Charles A. Birnbaum, FASLA, FAAR, is the president, CEO, and founder of The Cultural Landscape Foundation (TCLF). Prior to creating TCLF, Birnbaum spent fifteen years as the coordinator of the National Park Service Historic Landscape Initiative (HLI) and a decade in private practice in New York City, with a focus on landscape preservation and urban design. Since taking the helm at the foundation in 2008, Birnbaum’s major projects include the web-based initiative What’s Out There (a searchable database of the nation’s designed landscape heritage) and the creation of the first International Prize in Landscape Architecture named for Cornelia Hahn Oberlander.

He has authored and edited numerous publications, including Shaping the Postwar Landscape, (UVA Press, 2018), the Modern Landscapes: Transition and Transformation series (Princeton Architectural Press, Volumes printed in 2012 and 2014), Shaping the American Landscape (UVA Press, 2009), Design with Culture: Claiming America’s Landscape Heritage (UVA Press, 2005), Preserving Modern Landscape Architecture (1999) and its follow-up publication, Making Post-War Landscapes Visible (2004, both for Spacemaker Press), Pioneers of American Landscape Design (McGraw Hill 2000) and The Guidelines for the Treatment of Cultural Landscapes (National Park Service, 1996).

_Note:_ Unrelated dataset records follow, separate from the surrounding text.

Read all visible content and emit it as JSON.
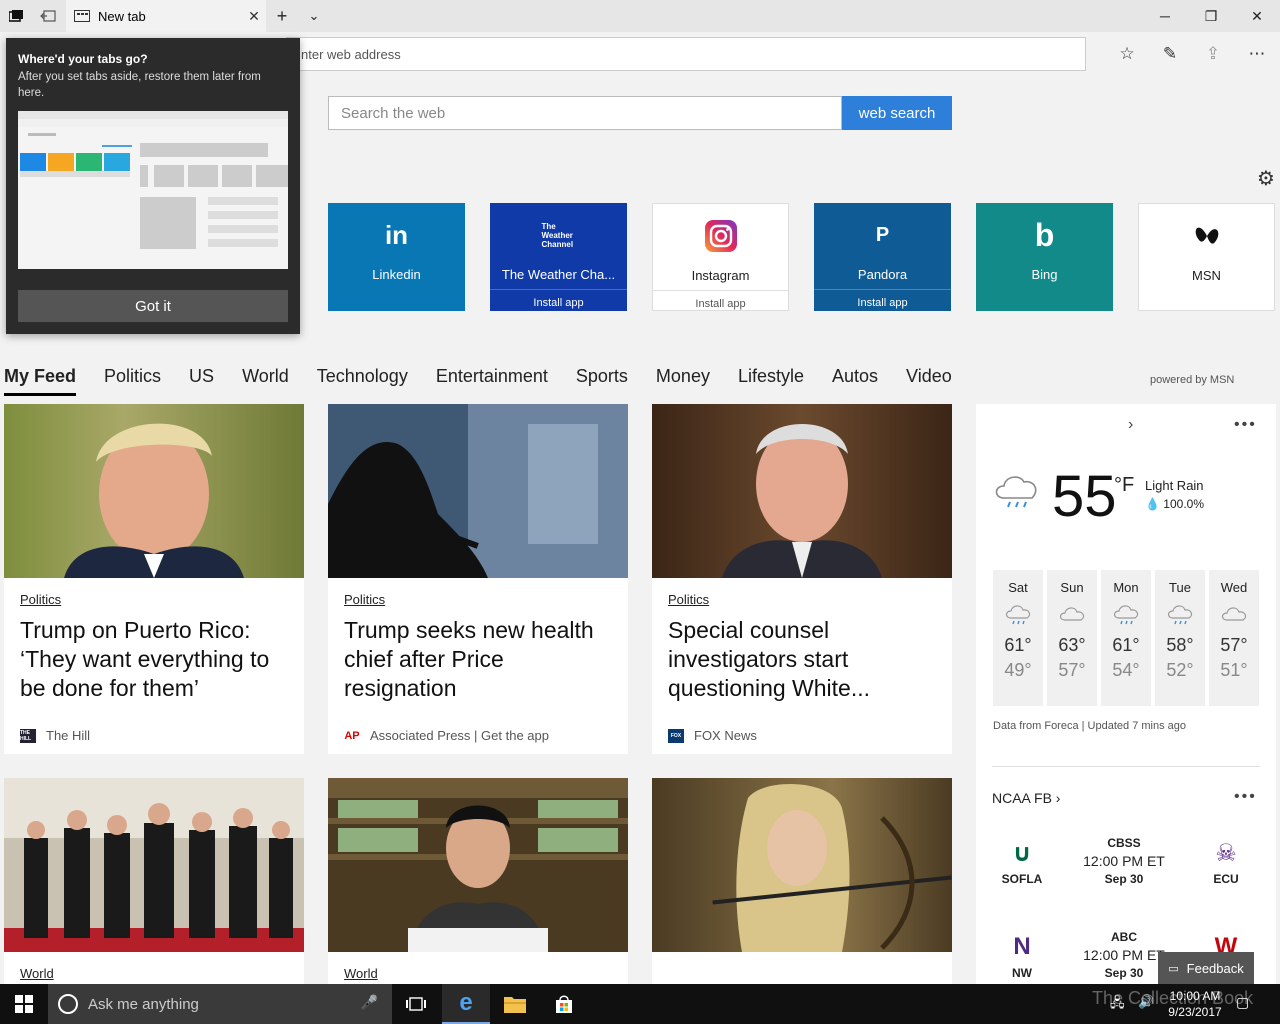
{
  "browser": {
    "tab_title": "New tab",
    "address_placeholder": "nter web address"
  },
  "popup": {
    "title": "Where'd your tabs go?",
    "description": "After you set tabs aside, restore them later from here.",
    "button": "Got it"
  },
  "search": {
    "placeholder": "Search the web",
    "button": "web search"
  },
  "top_sites": [
    {
      "label": "Linkedin",
      "icon_text": "in",
      "install": "",
      "color": "#0a77b5"
    },
    {
      "label": "The Weather Cha...",
      "icon_text": "The Weather Channel",
      "install": "Install app",
      "color": "#0f3aa8"
    },
    {
      "label": "Instagram",
      "icon_text": "",
      "install": "Install app",
      "color": "#ffffff"
    },
    {
      "label": "Pandora",
      "icon_text": "P",
      "install": "Install app",
      "color": "#0f5b96"
    },
    {
      "label": "Bing",
      "icon_text": "b",
      "install": "",
      "color": "#128a8a"
    },
    {
      "label": "MSN",
      "icon_text": "",
      "install": "",
      "color": "#ffffff"
    }
  ],
  "feed_nav": [
    "My Feed",
    "Politics",
    "US",
    "World",
    "Technology",
    "Entertainment",
    "Sports",
    "Money",
    "Lifestyle",
    "Autos",
    "Video"
  ],
  "powered_by": "powered by MSN",
  "cards": [
    {
      "category": "Politics",
      "headline": "Trump on Puerto Rico: ‘They want everything to be done for them’",
      "source": "The Hill",
      "source_logo": "THE HILL"
    },
    {
      "category": "Politics",
      "headline": "Trump seeks new health chief after Price resignation",
      "source": "Associated Press | Get the app",
      "source_logo": "AP"
    },
    {
      "category": "Politics",
      "headline": "Special counsel investigators start questioning White...",
      "source": "FOX News",
      "source_logo": "FOX"
    },
    {
      "category": "World",
      "headline": "",
      "source": "",
      "source_logo": ""
    },
    {
      "category": "World",
      "headline": "",
      "source": "",
      "source_logo": ""
    },
    {
      "category": "",
      "headline": "",
      "source": "",
      "source_logo": ""
    }
  ],
  "weather": {
    "temp": "55",
    "unit": "°F",
    "condition": "Light Rain",
    "precip": "100.0%",
    "forecast": [
      {
        "day": "Sat",
        "high": "61°",
        "low": "49°",
        "icon": "rain-cloud-icon"
      },
      {
        "day": "Sun",
        "high": "63°",
        "low": "57°",
        "icon": "cloud-icon"
      },
      {
        "day": "Mon",
        "high": "61°",
        "low": "54°",
        "icon": "rain-cloud-icon"
      },
      {
        "day": "Tue",
        "high": "58°",
        "low": "52°",
        "icon": "rain-cloud-icon"
      },
      {
        "day": "Wed",
        "high": "57°",
        "low": "51°",
        "icon": "cloud-icon"
      }
    ],
    "note": "Data from Foreca | Updated 7 mins ago"
  },
  "ncaa": {
    "title": "NCAA FB",
    "games": [
      {
        "home": "SOFLA",
        "away": "ECU",
        "network": "CBSS",
        "time": "12:00 PM ET",
        "date": "Sep 30"
      },
      {
        "home": "NW",
        "away": "",
        "network": "ABC",
        "time": "12:00 PM ET",
        "date": "Sep 30"
      }
    ]
  },
  "feedback": "Feedback",
  "taskbar": {
    "search_placeholder": "Ask me anything",
    "time": "10:00 AM",
    "date": "9/23/2017",
    "watermark": "The Collection Book"
  },
  "colors": {
    "accent": "#2d7fd9",
    "taskbar": "#101010"
  }
}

In 1995, the American Society of Landscape Architects (ASLA) awarded the HLI the President's Award of Excellence. In 1996, the ASLA inducted Birnbaum as a Fellow of the Society. He served as a Loeb Fellow at Harvard’s Graduate School of Design, during which time he founded TCLF. In 2004, Birnbaum was awarded the Rome Prize in Historic Preservation and Conservation and spent the spring and summer of that year at the American Academy in Rome. In 2008, he was the Visiting Glimcher Distinguished Professor at Ohio State University's Austin E. Knowlton School of Architecture. That same year, the ASLA awarded him the Alfred B. LaGasse Medal, followed by the President’s Medal in 2009. In 2017, Birnbaum received the ASLA Medal, the Society's highest award. Birnbaum has served as a Visiting Professor at Columbia University’s Graduate School of Architecture, a visiting critic at Harvard’s GSD, and currently serves as a Lecturer in Landscape Architecture at Harvard’s Graduate School of Design. He was also a frequent contributor to the Huffington Post (2011-18). In 2020 Birnbaum received the Landezine International Landscape Honour Award as well as the Garden Club of America’s Historic Preservation Medal.

Nate Cormier directs the landscape architecture studio at RIOS. His interest in landscape design as a form of storytelling drew him to Los Angeles after two decades of practice in Seattle and a master's in landscape architecture from Harvard University’s Graduate School of Design. Cormier’s projects, including urban parks in Houston, Seattle, Los Angeles, Austin, Denver, and Palm Springs, unearth stories of place as catalysts for authentic urban life. 

He lectures on landscape design at universities and conferences around the country, and has been active on the boards of the Landscape Architecture Foundation and numerous urban environmental and civic groups. Cormier’s current research interest centers around the “culture of comfort” in places that experience extreme heat. As the climate changes and more urban areas face extreme heat, what can we learn from global cultures past and present about how to survive? From urban forests and ventilation corridors to porch swings and siestas, how do people beat the heat? The contemporary application of this collective wisdom is inventive ways to reduce dependence on air conditioning and attract people to reconnect with each other outside.